The FDA has released new draft guidance aimed at encouraging generic drug competition as part of its continued implementation of the Drug Competition Action Plan. Two new documents seek to address the goal of reducing the time it takes to get a generic drug approved, and lessen the number of review cycles undergone by generic applications.
The draft guidance for industry, “Good Abbreviated New Drug Applications (ANDA) Submission Practices,” highlights common and recurring deficiencies that the FDA notices in generic drug applications that could lead to a delay in their approval, and seeks to help applicants amend those deficiencies.
The FDA is also taking new steps to enhance the efficiency of the drug review process; published as a companion to the draft guidance is a “Manual of Policies and Procedures” (MAPP). This document outlines ANDA assessment practices for FDA staff and formalizes a more streamlined generic review process.
The press release also stated that the FDA will be taking additional steps throughout the coming year to improve its own practices and help to guide industry to make sure generic drug applications can be acted upon as efficiently as possible.

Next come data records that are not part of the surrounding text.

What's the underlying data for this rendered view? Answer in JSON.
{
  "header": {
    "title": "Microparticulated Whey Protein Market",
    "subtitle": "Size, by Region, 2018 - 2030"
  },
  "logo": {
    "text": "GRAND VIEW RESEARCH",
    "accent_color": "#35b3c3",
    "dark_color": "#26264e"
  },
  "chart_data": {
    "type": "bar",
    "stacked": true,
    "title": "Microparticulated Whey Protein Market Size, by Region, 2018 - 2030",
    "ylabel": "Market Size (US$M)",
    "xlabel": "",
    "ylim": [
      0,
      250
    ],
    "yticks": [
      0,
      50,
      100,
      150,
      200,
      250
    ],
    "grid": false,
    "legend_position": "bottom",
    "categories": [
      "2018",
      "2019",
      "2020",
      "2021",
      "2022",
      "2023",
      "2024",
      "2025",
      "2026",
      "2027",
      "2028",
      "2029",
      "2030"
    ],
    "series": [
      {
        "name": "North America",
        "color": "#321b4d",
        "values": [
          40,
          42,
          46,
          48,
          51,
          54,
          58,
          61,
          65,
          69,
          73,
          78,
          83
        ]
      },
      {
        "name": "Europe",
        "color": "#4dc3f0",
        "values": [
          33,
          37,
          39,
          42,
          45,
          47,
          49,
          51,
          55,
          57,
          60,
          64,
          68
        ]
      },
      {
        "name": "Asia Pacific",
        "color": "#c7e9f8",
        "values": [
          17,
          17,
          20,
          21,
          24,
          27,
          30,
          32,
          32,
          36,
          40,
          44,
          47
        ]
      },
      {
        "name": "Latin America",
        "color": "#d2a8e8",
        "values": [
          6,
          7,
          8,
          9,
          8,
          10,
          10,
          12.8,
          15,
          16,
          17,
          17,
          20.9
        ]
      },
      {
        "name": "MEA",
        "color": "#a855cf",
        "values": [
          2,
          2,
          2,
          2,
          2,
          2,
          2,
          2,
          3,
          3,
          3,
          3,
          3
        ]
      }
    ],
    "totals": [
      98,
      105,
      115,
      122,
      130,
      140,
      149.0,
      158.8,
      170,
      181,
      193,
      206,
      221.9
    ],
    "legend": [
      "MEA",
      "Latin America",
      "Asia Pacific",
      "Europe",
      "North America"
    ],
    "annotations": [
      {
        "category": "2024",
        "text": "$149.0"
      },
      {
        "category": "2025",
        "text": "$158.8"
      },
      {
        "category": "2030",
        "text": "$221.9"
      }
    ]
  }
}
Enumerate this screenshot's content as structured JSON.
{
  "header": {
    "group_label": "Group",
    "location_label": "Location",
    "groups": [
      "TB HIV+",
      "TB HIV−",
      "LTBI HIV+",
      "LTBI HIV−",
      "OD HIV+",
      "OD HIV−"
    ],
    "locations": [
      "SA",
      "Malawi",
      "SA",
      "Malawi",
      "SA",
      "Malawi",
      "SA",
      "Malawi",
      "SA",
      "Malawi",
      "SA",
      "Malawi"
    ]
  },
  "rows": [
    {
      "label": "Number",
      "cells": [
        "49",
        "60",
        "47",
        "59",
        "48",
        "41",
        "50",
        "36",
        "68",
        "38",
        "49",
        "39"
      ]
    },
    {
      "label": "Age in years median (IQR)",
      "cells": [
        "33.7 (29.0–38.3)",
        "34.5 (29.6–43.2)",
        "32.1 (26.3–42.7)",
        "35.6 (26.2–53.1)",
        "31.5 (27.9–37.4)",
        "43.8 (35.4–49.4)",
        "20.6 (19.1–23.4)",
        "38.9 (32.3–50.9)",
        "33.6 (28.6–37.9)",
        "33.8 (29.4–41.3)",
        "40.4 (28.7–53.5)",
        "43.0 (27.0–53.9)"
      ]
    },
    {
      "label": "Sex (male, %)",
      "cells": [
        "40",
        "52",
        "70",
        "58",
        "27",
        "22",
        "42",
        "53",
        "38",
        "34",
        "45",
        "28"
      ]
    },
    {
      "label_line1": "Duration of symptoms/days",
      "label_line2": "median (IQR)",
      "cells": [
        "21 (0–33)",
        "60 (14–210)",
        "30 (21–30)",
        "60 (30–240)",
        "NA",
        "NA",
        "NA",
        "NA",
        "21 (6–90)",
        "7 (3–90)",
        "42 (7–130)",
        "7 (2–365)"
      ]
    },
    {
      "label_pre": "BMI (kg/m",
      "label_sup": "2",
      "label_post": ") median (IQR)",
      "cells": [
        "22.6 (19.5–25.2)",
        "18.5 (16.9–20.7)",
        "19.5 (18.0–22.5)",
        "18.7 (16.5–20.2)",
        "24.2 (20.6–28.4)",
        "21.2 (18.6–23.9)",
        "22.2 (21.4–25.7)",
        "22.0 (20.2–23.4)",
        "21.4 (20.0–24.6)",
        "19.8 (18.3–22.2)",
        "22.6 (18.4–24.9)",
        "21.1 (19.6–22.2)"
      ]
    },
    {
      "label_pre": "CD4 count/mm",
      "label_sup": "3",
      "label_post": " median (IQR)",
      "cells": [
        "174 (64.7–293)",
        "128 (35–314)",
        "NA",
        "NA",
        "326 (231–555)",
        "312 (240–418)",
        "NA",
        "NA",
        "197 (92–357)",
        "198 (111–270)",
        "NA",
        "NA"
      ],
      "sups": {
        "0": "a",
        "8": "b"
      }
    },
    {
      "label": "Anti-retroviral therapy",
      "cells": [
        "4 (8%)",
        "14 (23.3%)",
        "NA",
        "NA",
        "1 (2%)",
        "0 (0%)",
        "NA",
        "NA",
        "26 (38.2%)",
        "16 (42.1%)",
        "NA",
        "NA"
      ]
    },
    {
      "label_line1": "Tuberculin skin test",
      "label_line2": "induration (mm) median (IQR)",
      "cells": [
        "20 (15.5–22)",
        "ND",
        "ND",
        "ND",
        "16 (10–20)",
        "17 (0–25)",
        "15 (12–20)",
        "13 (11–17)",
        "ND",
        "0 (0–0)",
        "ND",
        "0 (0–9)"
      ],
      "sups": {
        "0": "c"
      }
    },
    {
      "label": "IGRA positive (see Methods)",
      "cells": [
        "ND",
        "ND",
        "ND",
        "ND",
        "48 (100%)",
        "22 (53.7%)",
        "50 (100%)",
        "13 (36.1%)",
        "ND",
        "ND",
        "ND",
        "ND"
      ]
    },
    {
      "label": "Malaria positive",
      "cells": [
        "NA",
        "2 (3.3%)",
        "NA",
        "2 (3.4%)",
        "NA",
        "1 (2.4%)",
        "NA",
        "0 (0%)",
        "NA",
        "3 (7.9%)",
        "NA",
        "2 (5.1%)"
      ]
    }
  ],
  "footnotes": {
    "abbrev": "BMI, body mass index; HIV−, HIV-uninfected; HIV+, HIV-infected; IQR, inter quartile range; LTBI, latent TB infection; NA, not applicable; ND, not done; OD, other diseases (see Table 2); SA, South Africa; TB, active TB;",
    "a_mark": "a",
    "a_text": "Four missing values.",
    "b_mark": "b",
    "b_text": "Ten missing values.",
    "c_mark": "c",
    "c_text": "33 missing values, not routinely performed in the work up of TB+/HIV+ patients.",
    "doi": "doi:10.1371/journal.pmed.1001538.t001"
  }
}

In June 2017, FDA Commissioner Scott Gottlieb, MD, unveiled a plan to facilitate increased competition in the prescription drug market through the approval of more lower-cost generic medications. The course of action, referred to as the Drug Competition Action Plan, seeks to address the issue of patients being unable to afford medicines they need through three main goals: reducing gaming by branded companies that can delay generic drug entry; resolving scientific and regulatory obstacles that can make it difficult to win approval of generic versions of certain complex drugs; and improving the efficiency and predictability of the FDA’s generic review process to reduce the time it takes to get a new generic drug approved and lessen the number of review cycles undergone by generic applications before they can be approved.
Generic drugs are responsible for saving the US health system $1.67 trillion in the last 10 years. In a statement, Gottlieb said, “We could see even greater cost savings if we helped more safe and effective generic drugs get to market sooner, after patent and statutory exclusivity periods have lapsed, by addressing some of the scientific and regulatory obstacles to generic competition across the full range of FDA-approved drugs.”
Since June 2017, Gottlieb has made strides to address these obstacles: in August, 2017, he announced formation an FDA committee of senior agency staff to head the Drug Competition Action Plan.